Multiproduct batch plants possess a high degree of flexibility and are therefore particularly attractive for producing small amounts of several high-value products. From a control engineering point of view, one faces a hybrid control problem, as both continuous input signals and discrete decisions are involved. It is well known that hybrid control problems and, in particular, hybrid optimal control problems are extremely difficult to solve. Indeed, any attempt to solve such problems for plant models of a realistic size without a-priori imposing additional structure seems doomed to fail because of computational complexity. In industrial practice, structure is provided by determining "standard production recipes" and "assembling" the overall production schedule from these recipes. This removes (most) degrees of freedom, hence makes the problem computationally tractable, but provides results that are suboptimal, and very often far from optimal [1].

In B.V. Mishra's Ph.D. thesis [2] this standard recipe based approach is improved by parametrising each task on each unit by two recipes. This increases the available degrees of freedom, and, for a number of examples, has been shown to dramatically improve performance.
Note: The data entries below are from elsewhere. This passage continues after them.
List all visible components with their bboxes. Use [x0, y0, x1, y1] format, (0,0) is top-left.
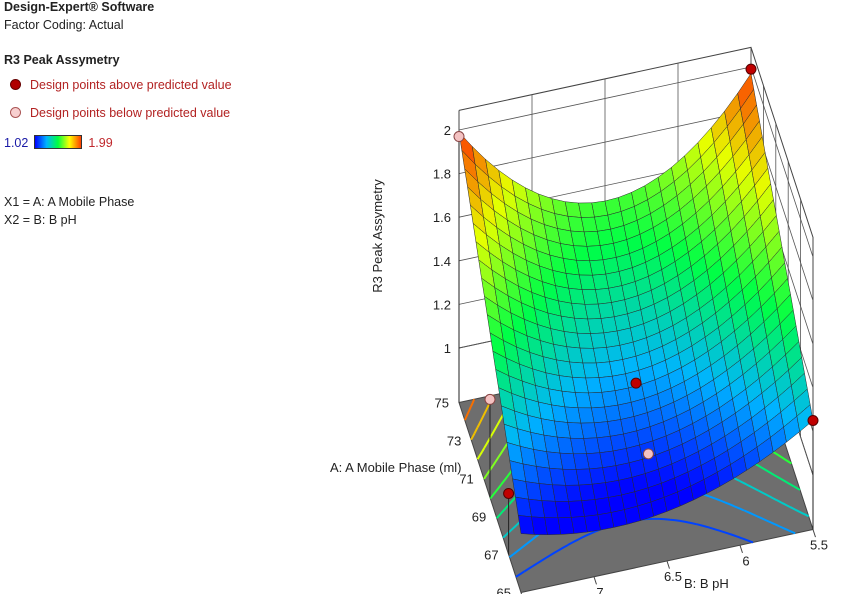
z-tick-label: 1.8	[433, 167, 451, 182]
legend-above-label: Design points above predicted value	[30, 78, 232, 92]
range-min: 1.02	[4, 136, 29, 150]
x-tick	[666, 560, 670, 569]
x-tick-label: 6.5	[664, 569, 682, 584]
color-scale-bar	[34, 135, 83, 149]
axis-labels: 11.21.41.61.827.576.565.5656769717375R3 …	[330, 123, 828, 594]
x-axis-title: B: B pH	[684, 576, 729, 591]
color-range: 1.02 1.99	[4, 135, 113, 150]
response-surface	[458, 72, 814, 535]
design-point-above	[630, 377, 642, 389]
design-point-below	[484, 393, 496, 405]
z-tick-label: 1.6	[433, 210, 451, 225]
x-tick-label: 7	[596, 585, 603, 594]
x-tick	[739, 545, 743, 554]
factor-coding: Factor Coding: Actual	[4, 18, 124, 32]
design-point-above	[807, 415, 819, 426]
y-tick-label: 71	[459, 472, 473, 487]
design-point-above	[745, 63, 757, 75]
x-tick-label: 5.5	[810, 538, 828, 553]
factor-x2: X2 = B: B pH	[4, 213, 77, 227]
x-tick	[812, 529, 816, 538]
z-tick-label: 1.2	[433, 297, 451, 312]
z-tick-label: 1	[444, 341, 451, 356]
above-point-icon	[10, 79, 21, 90]
design-point-above	[503, 487, 515, 499]
legend-below: Design points below predicted value	[10, 106, 230, 120]
x-tick-label: 6	[742, 553, 749, 568]
below-point-icon	[10, 107, 21, 118]
legend-above: Design points above predicted value	[10, 78, 232, 92]
y-tick-label: 75	[435, 396, 449, 411]
response-name: R3 Peak Assymetry	[4, 53, 120, 67]
legend-below-label: Design points below predicted value	[30, 106, 231, 120]
y-tick-label: 65	[497, 586, 511, 594]
design-point-below	[642, 448, 654, 460]
software-title: Design-Expert® Software	[4, 0, 155, 14]
range-max: 1.99	[88, 136, 113, 150]
y-tick-label: 73	[447, 434, 461, 449]
design-points	[453, 63, 819, 499]
z-tick-label: 1.4	[433, 254, 451, 269]
z-axis-title: R3 Peak Assymetry	[370, 179, 385, 293]
surface-cell	[796, 404, 814, 433]
design-point-below	[453, 131, 465, 143]
z-tick-label: 2	[444, 123, 451, 138]
x-tick	[593, 576, 597, 585]
y-tick-label: 69	[472, 510, 486, 525]
y-axis-title: A: A Mobile Phase (ml)	[330, 460, 462, 475]
y-tick-label: 67	[484, 548, 498, 563]
factor-x1: X1 = A: A Mobile Phase	[4, 195, 135, 209]
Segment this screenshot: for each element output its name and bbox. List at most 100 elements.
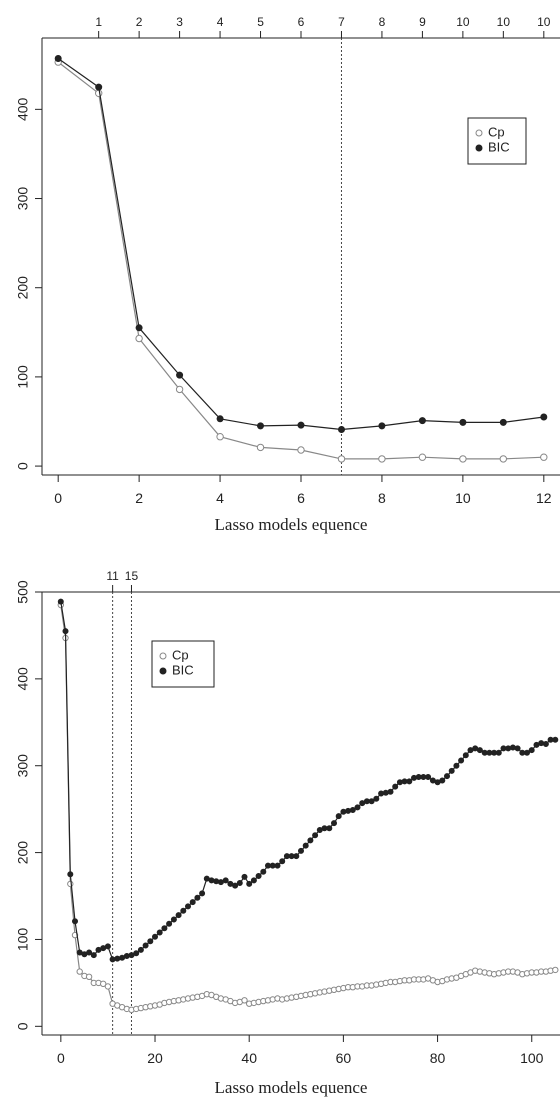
x-tick-label: 8 — [378, 490, 386, 506]
top-axis-label: 2 — [136, 15, 143, 29]
series-line-bic — [57, 58, 544, 431]
top-axis-label: 5 — [257, 15, 264, 29]
data-point-bic — [279, 858, 286, 865]
data-point-cp — [418, 453, 427, 461]
data-point-bic — [326, 825, 333, 832]
legend-label: Cp — [172, 647, 189, 662]
legend-box — [467, 117, 527, 165]
top-axis-label: 3 — [176, 15, 183, 29]
data-point-bic — [392, 783, 399, 790]
legend-label: BIC — [172, 662, 194, 677]
data-point-bic — [199, 890, 206, 897]
data-point-bic — [90, 952, 97, 959]
x-tick-label: 60 — [336, 1050, 352, 1066]
data-point-bic — [443, 773, 450, 780]
data-point-bic — [453, 762, 460, 769]
data-point-bic — [274, 862, 281, 869]
y-tick-label: 300 — [15, 754, 31, 778]
data-point-bic — [170, 916, 177, 923]
data-point-bic — [406, 778, 413, 785]
data-point-bic — [176, 371, 184, 379]
data-point-bic — [368, 798, 375, 805]
data-point-bic — [86, 949, 93, 956]
data-point-bic — [458, 757, 465, 764]
data-point-bic — [330, 820, 337, 827]
data-point-bic — [189, 899, 196, 906]
x-tick-label: 100 — [520, 1050, 544, 1066]
data-point-bic — [147, 938, 154, 945]
data-point-cp — [499, 455, 507, 463]
data-point-bic — [216, 415, 224, 423]
x-tick-label: 4 — [216, 490, 224, 506]
top-axis-label: 10 — [537, 15, 551, 29]
data-point-bic — [161, 925, 168, 932]
data-point-cp — [175, 385, 184, 394]
data-point-cp — [256, 443, 265, 452]
data-point-bic — [418, 417, 426, 425]
top-axis-label: 6 — [298, 15, 305, 29]
top-axis-label: 1 — [95, 15, 102, 29]
data-point-bic — [542, 740, 549, 747]
data-point-cp — [459, 455, 467, 463]
data-point-cp — [337, 455, 346, 463]
data-point-bic — [62, 628, 69, 635]
y-tick-label: 100 — [15, 365, 31, 389]
x-tick-label: 80 — [430, 1050, 446, 1066]
x-tick-label: 0 — [54, 490, 62, 506]
y-tick-label: 400 — [15, 97, 31, 121]
data-point-bic — [528, 747, 535, 754]
data-point-bic — [448, 767, 455, 774]
data-point-bic — [337, 425, 345, 433]
data-point-bic — [495, 749, 502, 756]
data-point-bic — [378, 422, 386, 430]
y-tick-label: 0 — [15, 1022, 31, 1030]
top-axis-label: 11 — [106, 569, 119, 583]
y-tick-label: 400 — [15, 667, 31, 691]
data-point-cp — [552, 966, 559, 974]
data-point-bic — [256, 422, 264, 430]
data-point-bic — [514, 745, 521, 752]
data-point-bic — [499, 418, 507, 426]
data-point-bic — [250, 877, 257, 884]
data-point-bic — [293, 853, 300, 860]
top-axis-label: 10 — [456, 15, 470, 29]
legend-marker-cp — [159, 652, 167, 660]
data-point-bic — [133, 950, 140, 957]
series-line-cp — [60, 604, 556, 1011]
top-axis-label: 10 — [497, 15, 511, 29]
top-axis-label: 7 — [338, 15, 345, 29]
legend-label: Cp — [488, 124, 505, 139]
x-tick-label: 6 — [297, 490, 305, 506]
data-point-bic — [232, 882, 239, 889]
data-point-bic — [246, 880, 253, 887]
data-point-cp — [297, 446, 305, 454]
data-point-bic — [241, 873, 248, 880]
data-point-bic — [135, 324, 143, 332]
data-point-bic — [459, 418, 467, 426]
y-tick-label: 500 — [15, 580, 31, 604]
data-point-bic — [335, 813, 342, 820]
data-point-bic — [552, 736, 559, 743]
data-point-bic — [307, 837, 314, 844]
data-point-bic — [297, 421, 305, 429]
data-point-bic — [354, 804, 361, 811]
data-point-cp — [85, 973, 93, 980]
data-point-cp — [540, 453, 548, 461]
data-point-bic — [54, 54, 62, 62]
legend-box — [151, 640, 215, 688]
data-point-bic — [255, 872, 262, 879]
y-tick-label: 200 — [15, 841, 31, 865]
data-point-bic — [194, 894, 201, 901]
data-point-cp — [76, 968, 83, 975]
data-point-bic — [72, 918, 79, 925]
data-point-bic — [476, 747, 483, 754]
x-tick-label: 10 — [455, 490, 471, 506]
data-point-bic — [67, 871, 74, 878]
data-point-cp — [378, 455, 386, 463]
legend-label: BIC — [488, 139, 510, 154]
data-point-bic — [185, 903, 192, 910]
data-point-bic — [312, 832, 319, 839]
data-point-bic — [523, 749, 530, 756]
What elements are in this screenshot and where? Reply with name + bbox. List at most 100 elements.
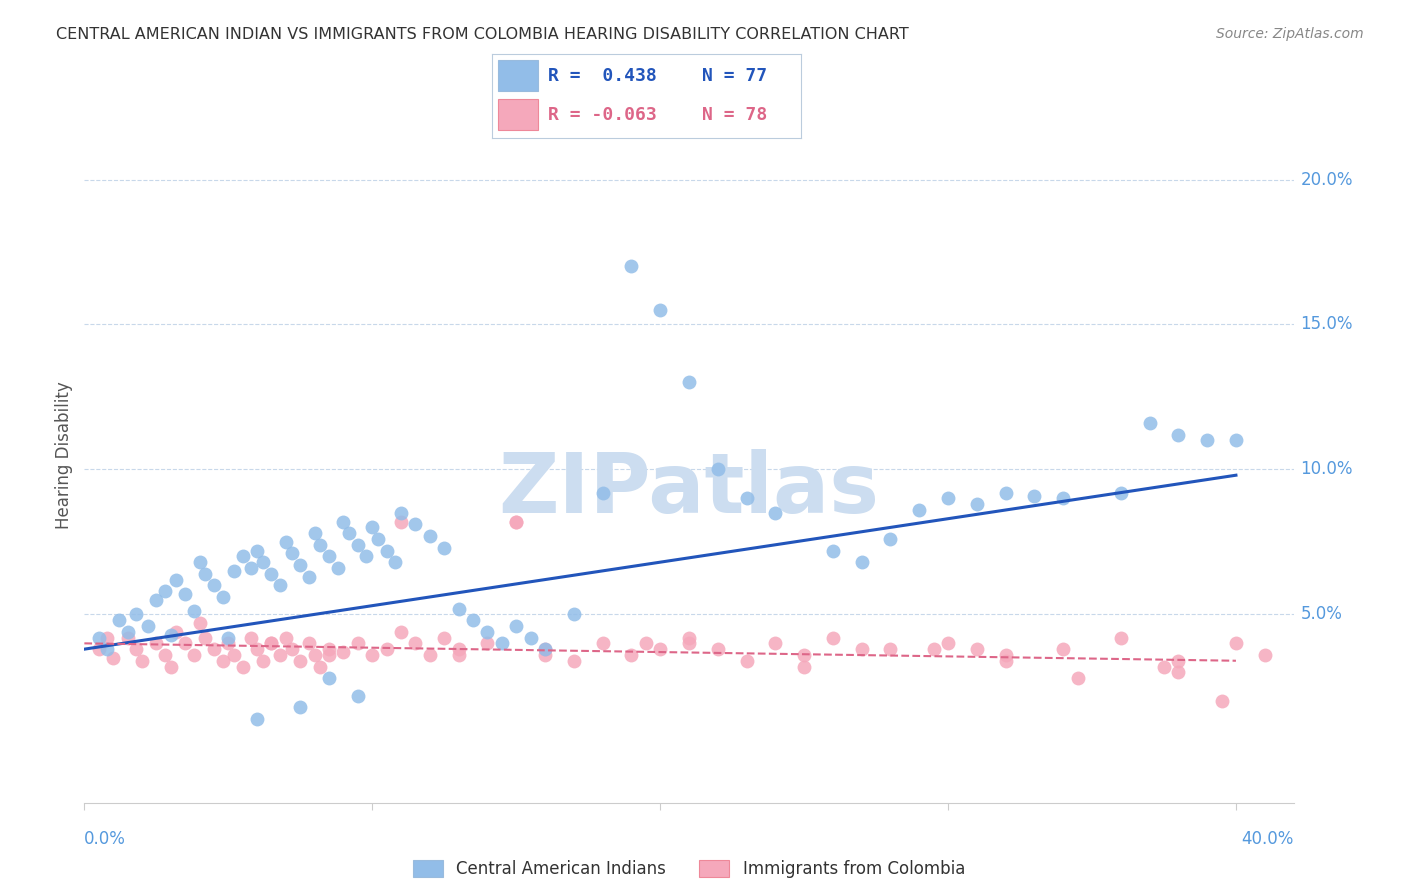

We have also investigated an alternative approach, where recent results from our project on hierarchical control theory have been applied to a specific example. The example is idealised to a certain extent but is general enough to capture most of the problems that characterise multiproduct batch plants. The plant is used to produce three kinds of colour pigments, using similar production methods (Fig. 1): from one of the storage tanks B1, B2, or B3, solvent is pumped into either a large reactor R1 or a small reactor R2. Reactant Ai, i=1,2,3, is added to start reaction i delivering the desired product Pi. It is accompanied by a parallel reaction resulting in the waste product Wi. If, at the end of the reaction step, concentration of Wi is above a given threshold Wi,max, product quality is unacceptable and the batch is spoilt. For the duration of the reaction, there are two control inputs: the feed rate of the reactant and the heating/cooling rate for the reactor.

Figure 1: Example plant.

After the reaction is finished, the contents of the reactors is filtered through either F1, F2, or F3, and the solvent is collected in the corresponding tank B1, B2, or B3. The solvent can subsequently be fed back into either of the two reactors. If, in any of the filters, darker colours are filtered before lighter ones (say P3 before P1 or P2, and P2 before P1), an additional cleaning process between the two filtration tasks is needed, taking time tc. The feed rates into the reactors are discrete-valued control inputs as are the decision variables (realised by discrete valve positions) that determine whether a particular reactor is emptied through a particular filter system. Heating/cooling rates for R1 and R2 are continuous-valued control inputs. A typical overall aim is to produce the demanded product volumes with minimal operating costs, while satisfying quality constraints (upper bounds for the concentration of waste products) and safety constraints (upper bounds for reactor temperatures). Details of plant model, specifications, and solution approach are described in [3] and [4].

Publications

  1. Brahmdatt V. Mishra, Eckart Mayer, Jörg Raisch, Achim Kienle. Short-Term Scheduling of Batch Processes. A Comparative Study of Different Approaches. Industrial and Engineering Chemistry Research, 44 (11):4022–4034, 2005.
  2. Brahmdatt V. Mishra. Optimal Operation of Multiproduct Batch Plants. Otto-von-Guericke Universität, Magdeburg, Germany, 2006.
  3. Thomas Moor, Jörg Raisch. Hierarchical Hybrid Control of a Multiproduct Batch Plant. In Proc. 16th IFAC World Congress, Prague, Czech Republic, 2005.
  4. Jörg Raisch, Thomas Moor. Hierarchical Hybrid Control Synthesis and its Application to a Multiproduct Batch Plant, volume 322 of Lecture Notes in Control and Information Sciences, pages 199–216. Springer-Verlag, Berlin, Germany, 2005.